Dennis Goldfarb, PhD’s research focuses on computational mass spectrometry, proteomics, and their applications in biology. His lab develops open-source solutions for novel data acquisition strategies, data analysis, and visualization tailored to the unique challenges of each experiment. Dr. Goldfarb aims to increase the throughput and reproducibility of large-scale projects with automated pipelines that leverage high-performance computing. Recently his research has concentrated on instrumentation, protein complex identification, and de novo peptide sequencing.
Dr. Goldfarb received his PhD in Computer Science from The University of North Carolina at Chapel Hill. During this time he studied full-time in a cancer cell biology laboratory and became proficient in the operation of liquid chromatography and mass spectrometry instrumentation, experimental design, and subsequent data analysis. He developed methods to compute isotope distributions of fragment ions, deconvolve chimeric mass spectra, and to predict protein-protein interactions from affinity purification – mass spectrometry experiments. Through his many collaborations, Dr.
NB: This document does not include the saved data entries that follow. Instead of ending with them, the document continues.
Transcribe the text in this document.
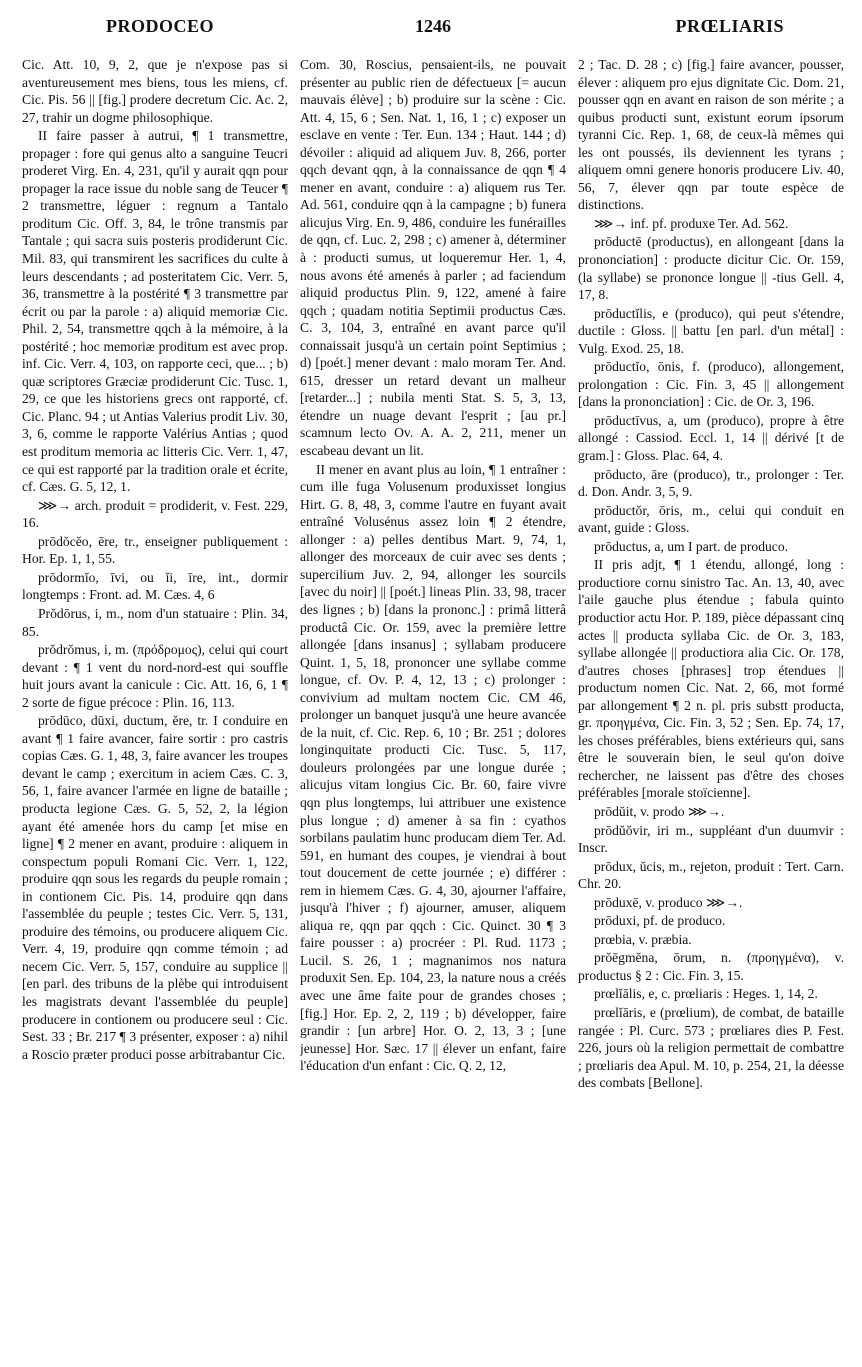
PRODOCEO	1246	PRŒLIARIS

Cic. Att. 10, 9, 2, que je n'expose pas si aventureusement mes biens, tous les miens, cf. Cic. Pis. 56 || [fig.] prodere decretum Cic. Ac. 2, 27, trahir un dogme philosophique.

II faire passer à autrui, ¶ 1 transmettre, propager : fore qui genus alto a sanguine Teucri proderet Virg. En. 4, 231, qu'il y aurait qqn pour propager la race issue du noble sang de Teucer ¶ 2 transmettre, léguer : regnum a Tantalo proditum Cic. Off. 3, 84, le trône transmis par Tantale ; qui sacra suis posteris prodiderunt Cic. Mil. 83, qui transmirent les sacrifices du culte à leurs descendants ; ad posteritatem Cic. Verr. 5, 36, transmettre à la postérité ¶ 3 transmettre par écrit ou par la parole : a) aliquid memoriæ Cic. Phil. 2, 54, transmettre qqch à la mémoire, à la postérité ; hoc memoriæ proditum est avec prop. inf. Cic. Verr. 4, 103, on rapporte ceci, que... ; b) quæ scriptores Græciæ prodiderunt Cic. Tusc. 1, 29, ce que les historiens grecs ont rapporté, cf. Cic. Planc. 94 ; ut Antias Valerius prodit Liv. 30, 3, 6, comme le rapporte Valérius Antias ; quod est proditum memoria ac litteris Cic. Verr. 1, 47, ce qui est rapporté par la tradition orale et écrite, cf. Cæs. G. 5, 12, 1.

⋙→ arch. produit = prodiderit, v. Fest. 229, 16.

prōdŏcĕo, ēre, tr., enseigner publiquement : Hor. Ep. 1, 1, 55.

prōdormĭo, īvi, ou ĭi, īre, int., dormir longtemps : Front. ad. M. Cæs. 4, 6

Prŏdōrus, i, m., nom d'un statuaire : Plin. 34, 85.

prŏdrŏmus, i, m. (πρόδρομος), celui qui court devant : ¶ 1 vent du nord-nord-est qui souffle huit jours avant la canicule : Cic. Att. 16, 6, 1 ¶ 2 sorte de figue précoce : Plin. 16, 113.

prōdūco, dūxi, ductum, ĕre, tr. I conduire en avant ¶ 1 faire avancer, faire sortir : pro castris copias Cæs. G. 1, 48, 3, faire avancer les troupes devant le camp ; exercitum in aciem Cæs. C. 3, 56, 1, faire avancer l'armée en ligne de bataille ; producta legione Cæs. G. 5, 52, 2, la légion ayant été amenée hors du camp [et mise en ligne] ¶ 2 mener en avant, produire : aliquem in conspectum populi Romani Cic. Verr. 1, 122, produire qqn sous les regards du peuple romain ; in contionem Cic. Pis. 14, produire qqn dans l'assemblée du peuple ; testes Cic. Verr. 5, 131, produire des témoins, ou producere aliquem Cic. Verr. 4, 19, produire qqn comme témoin ; ad necem Cic. Verr. 5, 157, conduire au supplice || [en parl. des tribuns de la plèbe qui introduisent les magistrats devant l'assemblée du peuple] producere in contionem ou producere seul : Cic. Sest. 33 ; Br. 217 ¶ 3 présenter, exposer : a) nihil a Roscio præter produci posse arbitrabantur Cic.

Com. 30, Roscius, pensaient-ils, ne pouvait présenter au public rien de défectueux [= aucun mauvais élève] ; b) produire sur la scène : Cic. Att. 4, 15, 6 ; Sen. Nat. 1, 16, 1 ; c) exposer un esclave en vente : Ter. Eun. 134 ; Haut. 144 ; d) dévoiler : aliquid ad aliquem Juv. 8, 266, porter qqch devant qqn, à la connaissance de qqn ¶ 4 mener en avant, conduire : a) aliquem rus Ter. Ad. 561, conduire qqn à la campagne ; b) funera alicujus Virg. En. 9, 486, conduire les funérailles de qqn, cf. Luc. 2, 298 ; c) amener à, déterminer à : producti sumus, ut loqueremur Her. 1, 4, nous avons été amenés à parler ; ad faciendum aliquid productus Plin. 9, 122, amené à faire qqch ; quadam notitia Septimii productus Cæs. C. 3, 104, 3, entraîné en avant parce qu'il connaissait jusqu'à un certain point Septimius ; d) [poét.] mener devant : malo moram Ter. And. 615, dresser un retard devant un malheur [retarder...] ; nubila menti Stat. S. 5, 3, 13, étendre un nuage devant l'esprit ; [au pr.] scamnum lecto Ov. A. A. 2, 211, mener un escabeau devant un lit.

II mener en avant plus au loin, ¶ 1 entraîner : cum ille fuga Volusenum produxisset longius Hirt. G. 8, 48, 3, comme l'autre en fuyant avait entraîné Volusénus assez loin ¶ 2 étendre, allonger : a) pelles dentibus Mart. 9, 74, 1, allonger des morceaux de cuir avec ses dents ; supercilium Juv. 2, 94, allonger les sourcils [avec du noir] || [poét.] lineas Plin. 33, 98, tracer des lignes ; b) [dans la prononc.] : primâ litterâ productâ Cic. Or. 159, avec la première lettre allongée [dans insanus] ; syllabam producere Quint. 1, 5, 18, prononcer une syllabe comme longue, cf. Ov. P. 4, 12, 13 ; c) prolonger : convivium ad multam noctem Cic. CM 46, prolonger un banquet jusqu'à une heure avancée de la nuit, cf. Cic. Rep. 6, 10 ; Br. 251 ; dolores longinquitate producti Cic. Tusc. 5, 117, douleurs prolongées par une longue durée ; alicujus vitam longius Cic. Br. 60, faire vivre qqn plus longtemps, lui attribuer une existence plus longue ; d) amener à sa fin : cyathos sorbilans paulatim hunc producam diem Ter. Ad. 591, en humant des coupes, je viendrai à bout tout doucement de cette journée ; e) différer : rem in hiemem Cæs. G. 4, 30, ajourner l'affaire, jusqu'à l'hiver ; f) ajourner, amuser, aliquem aliqua re, qqn par qqch : Cic. Quinct. 30 ¶ 3 faire pousser : a) procréer : Pl. Rud. 1173 ; Lucil. S. 26, 1 ; magnanimos nos natura produxit Sen. Ep. 104, 23, la nature nous a créés avec une âme faite pour de grandes choses ; [fig.] Hor. Ep. 2, 2, 119 ; b) développer, faire grandir : [un arbre] Hor. O. 2, 13, 3 ; [une jeunesse] Hor. Sæc. 17 || élever un enfant, faire l'éducation d'un enfant : Cic. Q. 2, 12,

2 ; Tac. D. 28 ; c) [fig.] faire avancer, pousser, élever : aliquem pro ejus dignitate Cic. Dom. 21, pousser qqn en avant en raison de son mérite ; a quibus producti sunt, existunt eorum ipsorum tyranni Cic. Rep. 1, 68, de ceux-là mêmes qui les ont poussés, ils deviennent les tyrans ; aliquem omni genere honoris producere Liv. 40, 56, 7, élever qqn par toute espèce de distinctions.

⋙→ inf. pf. produxe Ter. Ad. 562.

prōductē (productus), en allongeant [dans la prononciation] : producte dicitur Cic. Or. 159, (la syllabe) se prononce longue || -tius Gell. 4, 17, 8.

prōductĭlis, e (produco), qui peut s'étendre, ductile : Gloss. || battu [en parl. d'un métal] : Vulg. Exod. 25, 18.

prōductĭo, ōnis, f. (produco), allongement, prolongation : Cic. Fin. 3, 45 || allongement [dans la prononciation] : Cic. de Or. 3, 196.

prōductīvus, a, um (produco), propre à être allongé : Cassiod. Eccl. 1, 14 || dérivé [t de gram.] : Gloss. Plac. 64, 4.

prōducto, āre (produco), tr., prolonger : Ter. d. Don. Andr. 3, 5, 9.

prōductŏr, ōris, m., celui qui conduit en avant, guide : Gloss.

prōductus, a, um I part. de produco.

II pris adjt, ¶ 1 étendu, allongé, long : productiore cornu sinistro Tac. An. 13, 40, avec l'aile gauche plus étendue ; fabula quinto productior actu Hor. P. 189, pièce dépassant cinq actes || producta syllaba Cic. de Or. 3, 183, syllabe allongée || productiora alia Cic. Or. 178, d'autres choses [phrases] trop étendues || productum nomen Cic. Nat. 2, 66, mot formé par allongement ¶ 2 n. pl. pris substt producta, gr. προηγμένα, Cic. Fin. 3, 52 ; Sen. Ep. 74, 17, les choses préférables, biens extérieurs qui, sans être le souverain bien, le seul qu'on doive rechercher, ne laissent pas d'être des choses préférables [morale stoïcienne].

prōdŭit, v. prodo ⋙→.

prōdŭŏvir, iri m., suppléant d'un duumvir : Inscr.

prōdux, ŭcis, m., rejeton, produit : Tert. Carn. Chr. 20.

prōduxē, v. produco ⋙→.

prōduxi, pf. de produco.

prœbia, v. præbia.

prŏēgmĕna, ōrum, n. (προηγμένα), v. productus § 2 : Cic. Fin. 3, 15.

prœlĭālis, e, c. prœliaris : Heges. 1, 14, 2.

prœlĭāris, e (prœlium), de combat, de bataille rangée : Pl. Curc. 573 ; prœliares dies P. Fest. 226, jours où la religion permettait de combattre ; prœliaris dea Apul. M. 10, p. 254, 21, la déesse des combats [Bellone].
Goldfarb has and continues to contribute to our understanding of the human microbiome, histone code, drug-target discovery, and cancer.
- PhD in Computer Science from The University of North Carolina at Chapel Hill
McDonnell Sciences Building, Room 406
Mass Spectrometry | Proteomics | Bioinformatics
We develop software, algorithms, and workflows for mass spectrometry and proteomics experiments. Using machine learning, statistical modeling, and computer science techniques we optimize a mass spectrometer’s data acquisition strategy in real-time to improve identification, quantification, and create novel analytical capabilities. We are focused on protein-protein interactions, protein complexes, and de novo peptide sequencing.